Leila’s mother was rumored to disapprove of E.C.’s status as a divorcee but whether or not there was current marital discord is unknown. An alleged relative of the Lewis family started a thread on Reddit suggesting that Leila had planned on returning to Bladenboro the weekend she disappeared but because there were issues between her mother and E.C., he would have stayed at home.

If Leila were packing and suddenly realized that she needed another bra the decision to go shopping at 9:00 p.m. makes more sense. Being unfamiliar with Leila’s normal habits I can’t say whether or not this behavior was unusual. This is also true for leaving her rings by the sink. Some people believe this indicated an intent to leave behind her life with E.C. and start over elsewhere but in reality maybe she simply removed them to wash dishes.

It’s also possible that Leila and Mary Rachel disappeared earlier in the day or even before May 10. The statement that she’d left at 9:00 p.m. was relayed to the police by the husband. Did anyone else see the mother and daughter at the beach or around town on May 10? If E.C. had something to cover up (and I’m not saying that he did), a phony timeline would be a clever way to throw off the investigation. It also seems odd that Leila’s brother, who was reportedly in town purchasing lumber, would show up at the Bryan home that late at night, particularly if his sister already had plans to visit them over the weekend.

Of course, without knowing much else about the nature of this drop-in I can only speculate. Perhaps he needed a place to stay for the night since they were a fair distance from Bladenboro. Maybe his sister was supposed to arrive earlier and her brother came to check in on a hunch. Did Barry/Berry come enter calmly or was the situation already tense upon his arrival?
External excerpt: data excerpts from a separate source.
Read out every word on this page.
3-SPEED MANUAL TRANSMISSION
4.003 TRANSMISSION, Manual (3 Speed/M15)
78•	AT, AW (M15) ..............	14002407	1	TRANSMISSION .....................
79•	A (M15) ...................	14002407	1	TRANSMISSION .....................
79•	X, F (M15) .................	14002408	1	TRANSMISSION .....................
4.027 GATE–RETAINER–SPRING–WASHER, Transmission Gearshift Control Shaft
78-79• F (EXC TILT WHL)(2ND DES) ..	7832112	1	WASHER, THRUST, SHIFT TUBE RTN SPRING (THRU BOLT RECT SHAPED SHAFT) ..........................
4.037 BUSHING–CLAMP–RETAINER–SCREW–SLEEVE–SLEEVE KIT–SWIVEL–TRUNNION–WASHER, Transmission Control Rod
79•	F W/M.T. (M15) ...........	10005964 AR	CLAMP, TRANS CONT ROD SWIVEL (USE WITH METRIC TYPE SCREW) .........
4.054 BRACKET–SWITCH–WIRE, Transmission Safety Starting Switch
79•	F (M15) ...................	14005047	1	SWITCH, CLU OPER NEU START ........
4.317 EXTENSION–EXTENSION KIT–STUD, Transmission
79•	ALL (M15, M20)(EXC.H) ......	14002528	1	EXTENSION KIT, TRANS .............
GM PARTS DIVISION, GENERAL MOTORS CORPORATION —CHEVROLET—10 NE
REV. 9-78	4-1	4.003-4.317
Another possibility is that Leila drove into one of the surrounding bodies of water, either accidentally or on purpose. Authorities dragged the waterways and searched the marshes in the 1940s, but those investigators didn’t have access to equipment, technology, and know-how available today. The mental image of the pair entombed in their Ford Coupe after all these decades under water is haunting.

If Leila and Mary Rachel were murdered were they buried in a sewer line, deposited into a swamp, washed out to sea, or disposed of in another manner? If so, who killed them and why? Is there any credence to the notion that the mother and daughter fled North Carolina and went on to live elsewhere under new identities?

There are so many unanswered questions in this case and unfortunately we may never know what really happened.






I do not believe she just ran off I think they were murdered. This story really pulled at me and I felt it needed to be shared.